A second opportunity through the EAC is the hope to create an avenue for youth voices to be heard and to get the advice from youth.
“(The EAC) is only about a year and a half old and it has citizen members in particular who are keenly aware of the need to represent the future and the need to embody the voices that are currently not being heard at the local government level. There is a way we can create an avenue for those voices to be heard and combine the advice of youth because we don’t have the answers and we don’t know what all the concerns are. Sitting next to an almost 13-year-old, I hear those concerns regularly- ‘Why am I not as an elected representative, why am I not doing this, why am I not doing that, is there something that I can do?’,” MacNaughton expressed. “The citizen members and myself are most excited about and we hope to in the near future dedicate some space to youth and to their voices and their concerns through the County’s survey tool.
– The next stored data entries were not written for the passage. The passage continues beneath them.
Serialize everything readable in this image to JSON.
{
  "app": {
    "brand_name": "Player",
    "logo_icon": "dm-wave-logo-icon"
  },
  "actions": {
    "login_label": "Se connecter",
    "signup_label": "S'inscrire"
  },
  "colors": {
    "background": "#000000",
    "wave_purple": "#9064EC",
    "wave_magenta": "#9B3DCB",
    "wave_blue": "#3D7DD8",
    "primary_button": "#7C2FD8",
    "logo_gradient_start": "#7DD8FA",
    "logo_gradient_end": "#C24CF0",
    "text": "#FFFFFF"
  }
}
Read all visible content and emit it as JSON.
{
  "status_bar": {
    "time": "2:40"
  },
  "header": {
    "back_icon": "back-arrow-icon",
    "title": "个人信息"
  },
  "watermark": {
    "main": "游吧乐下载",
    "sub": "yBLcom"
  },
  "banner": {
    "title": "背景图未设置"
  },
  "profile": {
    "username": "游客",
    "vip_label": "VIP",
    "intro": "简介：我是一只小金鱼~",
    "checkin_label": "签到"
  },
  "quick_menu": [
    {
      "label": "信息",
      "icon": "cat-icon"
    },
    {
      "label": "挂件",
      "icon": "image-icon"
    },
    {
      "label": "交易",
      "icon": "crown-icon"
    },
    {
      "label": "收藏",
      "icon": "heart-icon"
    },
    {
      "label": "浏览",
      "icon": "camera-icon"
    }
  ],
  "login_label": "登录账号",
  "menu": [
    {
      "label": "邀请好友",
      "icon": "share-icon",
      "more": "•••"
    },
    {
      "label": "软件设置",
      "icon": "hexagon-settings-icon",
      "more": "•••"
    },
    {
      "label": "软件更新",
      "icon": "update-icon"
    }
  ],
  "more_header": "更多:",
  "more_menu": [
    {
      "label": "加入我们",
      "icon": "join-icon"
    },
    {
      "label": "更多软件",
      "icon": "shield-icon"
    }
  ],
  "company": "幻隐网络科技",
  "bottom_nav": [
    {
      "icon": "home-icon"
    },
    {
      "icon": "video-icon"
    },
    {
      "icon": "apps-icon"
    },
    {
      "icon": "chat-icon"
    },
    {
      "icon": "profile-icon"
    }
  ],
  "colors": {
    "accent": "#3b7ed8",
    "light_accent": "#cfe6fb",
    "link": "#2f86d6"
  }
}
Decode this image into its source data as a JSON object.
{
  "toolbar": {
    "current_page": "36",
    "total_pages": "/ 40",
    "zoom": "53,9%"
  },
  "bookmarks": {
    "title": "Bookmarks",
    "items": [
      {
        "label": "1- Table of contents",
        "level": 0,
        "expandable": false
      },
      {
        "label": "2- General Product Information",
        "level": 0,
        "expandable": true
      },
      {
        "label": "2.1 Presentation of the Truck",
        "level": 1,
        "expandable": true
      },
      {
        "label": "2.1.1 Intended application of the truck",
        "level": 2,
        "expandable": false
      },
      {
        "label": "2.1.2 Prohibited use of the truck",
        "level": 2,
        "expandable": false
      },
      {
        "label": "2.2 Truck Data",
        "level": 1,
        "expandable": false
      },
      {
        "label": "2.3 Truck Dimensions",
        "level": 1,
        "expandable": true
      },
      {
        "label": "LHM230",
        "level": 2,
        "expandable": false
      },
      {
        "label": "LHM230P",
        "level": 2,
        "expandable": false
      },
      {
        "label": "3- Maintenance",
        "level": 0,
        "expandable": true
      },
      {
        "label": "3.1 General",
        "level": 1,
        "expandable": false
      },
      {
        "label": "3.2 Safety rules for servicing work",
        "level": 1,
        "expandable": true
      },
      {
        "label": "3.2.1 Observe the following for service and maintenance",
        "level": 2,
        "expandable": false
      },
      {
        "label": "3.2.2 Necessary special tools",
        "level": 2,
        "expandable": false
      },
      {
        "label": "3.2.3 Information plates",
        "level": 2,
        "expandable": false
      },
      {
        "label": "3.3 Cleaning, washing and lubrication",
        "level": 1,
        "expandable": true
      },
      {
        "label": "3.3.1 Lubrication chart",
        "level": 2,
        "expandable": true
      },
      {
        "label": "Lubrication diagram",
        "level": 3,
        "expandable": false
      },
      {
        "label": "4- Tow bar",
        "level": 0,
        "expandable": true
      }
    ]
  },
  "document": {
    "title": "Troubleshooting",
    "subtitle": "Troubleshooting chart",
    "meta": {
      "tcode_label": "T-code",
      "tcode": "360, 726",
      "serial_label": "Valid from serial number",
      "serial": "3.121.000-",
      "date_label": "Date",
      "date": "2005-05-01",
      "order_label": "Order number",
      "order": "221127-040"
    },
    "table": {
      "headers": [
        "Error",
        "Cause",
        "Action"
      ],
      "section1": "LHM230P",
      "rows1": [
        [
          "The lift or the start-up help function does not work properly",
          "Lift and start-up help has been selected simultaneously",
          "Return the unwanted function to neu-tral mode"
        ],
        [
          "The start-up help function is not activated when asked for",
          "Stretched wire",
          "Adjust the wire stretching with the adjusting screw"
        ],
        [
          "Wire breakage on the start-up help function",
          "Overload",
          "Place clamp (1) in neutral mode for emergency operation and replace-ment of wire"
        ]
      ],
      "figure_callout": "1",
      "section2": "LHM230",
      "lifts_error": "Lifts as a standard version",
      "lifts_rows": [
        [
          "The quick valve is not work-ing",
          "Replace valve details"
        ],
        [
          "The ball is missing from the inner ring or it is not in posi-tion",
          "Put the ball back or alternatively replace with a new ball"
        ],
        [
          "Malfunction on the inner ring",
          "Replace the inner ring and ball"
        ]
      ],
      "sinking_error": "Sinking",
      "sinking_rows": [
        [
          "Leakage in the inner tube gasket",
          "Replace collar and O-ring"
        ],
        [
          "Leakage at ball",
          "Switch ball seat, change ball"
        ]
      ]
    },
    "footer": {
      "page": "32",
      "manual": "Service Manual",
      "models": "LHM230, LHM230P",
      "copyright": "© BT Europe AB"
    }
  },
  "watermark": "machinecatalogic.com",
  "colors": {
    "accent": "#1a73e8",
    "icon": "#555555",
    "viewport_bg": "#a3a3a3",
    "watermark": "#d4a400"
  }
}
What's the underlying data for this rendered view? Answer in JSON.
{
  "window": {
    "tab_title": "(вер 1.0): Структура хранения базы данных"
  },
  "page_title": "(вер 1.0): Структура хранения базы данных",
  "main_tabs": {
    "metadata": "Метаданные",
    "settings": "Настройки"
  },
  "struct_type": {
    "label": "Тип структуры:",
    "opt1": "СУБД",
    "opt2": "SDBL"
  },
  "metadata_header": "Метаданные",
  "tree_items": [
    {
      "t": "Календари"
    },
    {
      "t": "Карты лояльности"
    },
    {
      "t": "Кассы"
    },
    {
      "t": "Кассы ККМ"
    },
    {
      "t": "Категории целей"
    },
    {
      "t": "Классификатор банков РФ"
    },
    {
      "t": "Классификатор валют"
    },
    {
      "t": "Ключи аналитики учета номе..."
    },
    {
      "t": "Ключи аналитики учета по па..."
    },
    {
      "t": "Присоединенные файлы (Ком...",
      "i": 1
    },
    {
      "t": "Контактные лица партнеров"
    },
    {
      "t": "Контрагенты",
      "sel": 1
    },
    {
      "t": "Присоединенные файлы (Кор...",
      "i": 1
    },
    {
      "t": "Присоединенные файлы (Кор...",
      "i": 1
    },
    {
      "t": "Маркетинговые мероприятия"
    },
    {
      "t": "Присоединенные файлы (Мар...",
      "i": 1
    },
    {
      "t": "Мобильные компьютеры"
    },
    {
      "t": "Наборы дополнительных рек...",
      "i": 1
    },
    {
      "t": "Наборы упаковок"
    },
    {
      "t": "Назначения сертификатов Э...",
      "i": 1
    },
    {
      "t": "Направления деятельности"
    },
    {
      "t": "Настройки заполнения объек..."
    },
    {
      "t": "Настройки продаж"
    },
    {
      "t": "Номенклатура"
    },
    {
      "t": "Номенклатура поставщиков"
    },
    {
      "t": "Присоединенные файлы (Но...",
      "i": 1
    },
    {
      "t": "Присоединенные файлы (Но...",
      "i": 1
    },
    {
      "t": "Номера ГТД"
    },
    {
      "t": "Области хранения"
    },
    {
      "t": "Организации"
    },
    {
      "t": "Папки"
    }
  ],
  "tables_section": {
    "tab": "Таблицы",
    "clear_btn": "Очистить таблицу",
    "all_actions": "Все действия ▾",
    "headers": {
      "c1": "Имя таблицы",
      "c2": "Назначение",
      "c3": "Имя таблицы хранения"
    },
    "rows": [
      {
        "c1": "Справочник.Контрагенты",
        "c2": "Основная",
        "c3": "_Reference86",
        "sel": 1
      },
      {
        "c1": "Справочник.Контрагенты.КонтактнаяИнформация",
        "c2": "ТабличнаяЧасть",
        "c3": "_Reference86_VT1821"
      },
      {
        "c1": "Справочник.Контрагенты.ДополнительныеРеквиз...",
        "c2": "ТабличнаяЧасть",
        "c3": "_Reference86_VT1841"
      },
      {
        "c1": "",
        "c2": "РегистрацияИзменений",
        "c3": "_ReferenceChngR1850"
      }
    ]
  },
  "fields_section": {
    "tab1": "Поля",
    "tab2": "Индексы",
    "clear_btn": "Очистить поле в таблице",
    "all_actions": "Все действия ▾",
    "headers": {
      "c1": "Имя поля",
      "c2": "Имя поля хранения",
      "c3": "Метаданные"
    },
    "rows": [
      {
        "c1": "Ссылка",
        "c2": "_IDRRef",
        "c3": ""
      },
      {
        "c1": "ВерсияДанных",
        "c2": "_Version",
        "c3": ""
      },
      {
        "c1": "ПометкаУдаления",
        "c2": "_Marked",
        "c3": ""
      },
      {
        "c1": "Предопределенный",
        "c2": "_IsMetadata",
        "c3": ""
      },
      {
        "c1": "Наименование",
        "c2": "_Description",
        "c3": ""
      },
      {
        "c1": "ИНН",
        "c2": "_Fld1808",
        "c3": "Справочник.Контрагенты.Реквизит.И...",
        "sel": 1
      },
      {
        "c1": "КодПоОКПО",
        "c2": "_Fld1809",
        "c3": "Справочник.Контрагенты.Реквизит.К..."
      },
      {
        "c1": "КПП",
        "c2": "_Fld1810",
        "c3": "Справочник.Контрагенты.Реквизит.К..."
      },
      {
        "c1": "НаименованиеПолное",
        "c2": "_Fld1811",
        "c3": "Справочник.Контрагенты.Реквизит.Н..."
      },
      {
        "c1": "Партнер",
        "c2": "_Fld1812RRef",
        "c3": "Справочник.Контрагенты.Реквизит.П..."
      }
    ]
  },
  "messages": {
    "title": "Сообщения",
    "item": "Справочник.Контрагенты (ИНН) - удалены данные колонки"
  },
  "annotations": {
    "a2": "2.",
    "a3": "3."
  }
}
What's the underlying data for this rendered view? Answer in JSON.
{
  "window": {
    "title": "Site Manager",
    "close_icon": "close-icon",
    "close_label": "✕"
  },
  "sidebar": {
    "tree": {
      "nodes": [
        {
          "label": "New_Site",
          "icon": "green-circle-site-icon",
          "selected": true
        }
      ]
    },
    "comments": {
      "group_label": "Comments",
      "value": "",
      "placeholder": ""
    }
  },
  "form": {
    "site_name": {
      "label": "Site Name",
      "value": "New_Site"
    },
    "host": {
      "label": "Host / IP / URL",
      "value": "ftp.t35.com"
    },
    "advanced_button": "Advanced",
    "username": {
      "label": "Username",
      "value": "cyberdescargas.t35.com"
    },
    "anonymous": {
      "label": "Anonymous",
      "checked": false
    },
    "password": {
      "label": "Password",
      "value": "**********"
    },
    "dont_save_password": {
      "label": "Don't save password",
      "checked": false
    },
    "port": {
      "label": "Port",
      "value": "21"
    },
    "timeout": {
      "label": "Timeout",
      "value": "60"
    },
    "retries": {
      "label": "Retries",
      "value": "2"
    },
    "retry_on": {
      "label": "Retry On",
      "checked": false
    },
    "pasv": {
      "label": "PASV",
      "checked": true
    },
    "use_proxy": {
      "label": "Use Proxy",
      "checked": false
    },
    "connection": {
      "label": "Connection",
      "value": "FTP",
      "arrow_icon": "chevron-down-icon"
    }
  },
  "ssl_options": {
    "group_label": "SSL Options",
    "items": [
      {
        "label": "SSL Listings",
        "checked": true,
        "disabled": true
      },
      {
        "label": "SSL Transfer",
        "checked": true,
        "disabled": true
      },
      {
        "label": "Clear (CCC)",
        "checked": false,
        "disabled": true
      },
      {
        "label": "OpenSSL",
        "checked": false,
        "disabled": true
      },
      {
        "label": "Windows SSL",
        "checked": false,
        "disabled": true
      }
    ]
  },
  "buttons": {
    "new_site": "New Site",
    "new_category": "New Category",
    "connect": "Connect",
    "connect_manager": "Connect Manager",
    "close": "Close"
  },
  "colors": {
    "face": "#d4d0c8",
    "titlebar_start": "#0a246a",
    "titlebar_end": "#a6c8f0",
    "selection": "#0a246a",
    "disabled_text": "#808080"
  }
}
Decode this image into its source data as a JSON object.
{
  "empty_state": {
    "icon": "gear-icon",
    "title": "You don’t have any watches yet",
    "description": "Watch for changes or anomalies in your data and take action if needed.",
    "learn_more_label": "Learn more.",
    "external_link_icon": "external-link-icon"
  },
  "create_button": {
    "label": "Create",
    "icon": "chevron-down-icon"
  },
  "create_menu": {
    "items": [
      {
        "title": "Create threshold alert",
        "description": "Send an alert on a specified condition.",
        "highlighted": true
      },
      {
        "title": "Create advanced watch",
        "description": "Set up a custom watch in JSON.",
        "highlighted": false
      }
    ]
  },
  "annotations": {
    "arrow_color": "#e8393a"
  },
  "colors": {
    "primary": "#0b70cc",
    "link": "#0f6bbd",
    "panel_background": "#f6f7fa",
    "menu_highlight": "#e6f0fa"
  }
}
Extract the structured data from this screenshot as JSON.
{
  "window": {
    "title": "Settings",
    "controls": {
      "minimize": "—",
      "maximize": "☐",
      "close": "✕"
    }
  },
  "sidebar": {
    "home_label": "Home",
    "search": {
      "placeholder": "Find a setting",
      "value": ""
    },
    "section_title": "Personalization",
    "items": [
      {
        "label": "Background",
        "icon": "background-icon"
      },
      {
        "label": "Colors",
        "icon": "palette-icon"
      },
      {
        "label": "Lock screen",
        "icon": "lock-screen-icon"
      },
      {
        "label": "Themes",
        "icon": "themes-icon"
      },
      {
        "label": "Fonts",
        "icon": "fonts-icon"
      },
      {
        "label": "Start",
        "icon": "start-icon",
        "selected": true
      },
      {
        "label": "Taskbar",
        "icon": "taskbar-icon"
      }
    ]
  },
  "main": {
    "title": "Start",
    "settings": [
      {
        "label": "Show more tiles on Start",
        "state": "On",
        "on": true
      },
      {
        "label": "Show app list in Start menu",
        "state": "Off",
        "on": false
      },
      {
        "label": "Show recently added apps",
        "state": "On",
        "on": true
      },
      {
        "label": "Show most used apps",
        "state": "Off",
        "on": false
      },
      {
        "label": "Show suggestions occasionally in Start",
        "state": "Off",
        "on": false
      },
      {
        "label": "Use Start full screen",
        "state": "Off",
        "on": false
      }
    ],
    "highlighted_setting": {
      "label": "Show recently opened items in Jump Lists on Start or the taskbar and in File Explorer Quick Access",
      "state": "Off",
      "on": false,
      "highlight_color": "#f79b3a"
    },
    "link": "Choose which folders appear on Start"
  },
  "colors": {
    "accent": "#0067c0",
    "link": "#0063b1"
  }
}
Hopefully the advice from some of our youth members we are trying to engage with right now, and potentially through some direct outreach we can understand whats needed to help amplify those voices.”
At the end of the presentation Trustee Alison Kelly spoke of some work MacNaughton has been doing since last fall.
“I think some things Kate didn’t bring up, because I know there is a time limit, but some of the other work Kate has been doing to really raise the youth voice is last fall Kate spearheaded the lowering the minimum age of members on community committees to 16,” Kelly stated. “And because of that change, our own student trustee Kiydan Zachariah applied for a seat, not a youth seat, just a seat, and is now a sitting member of the Prince Edward County Accessibility Committee. So thats some of the work Kate is doing to really empower our youth to make sure they are provided those options,” Kelly noted.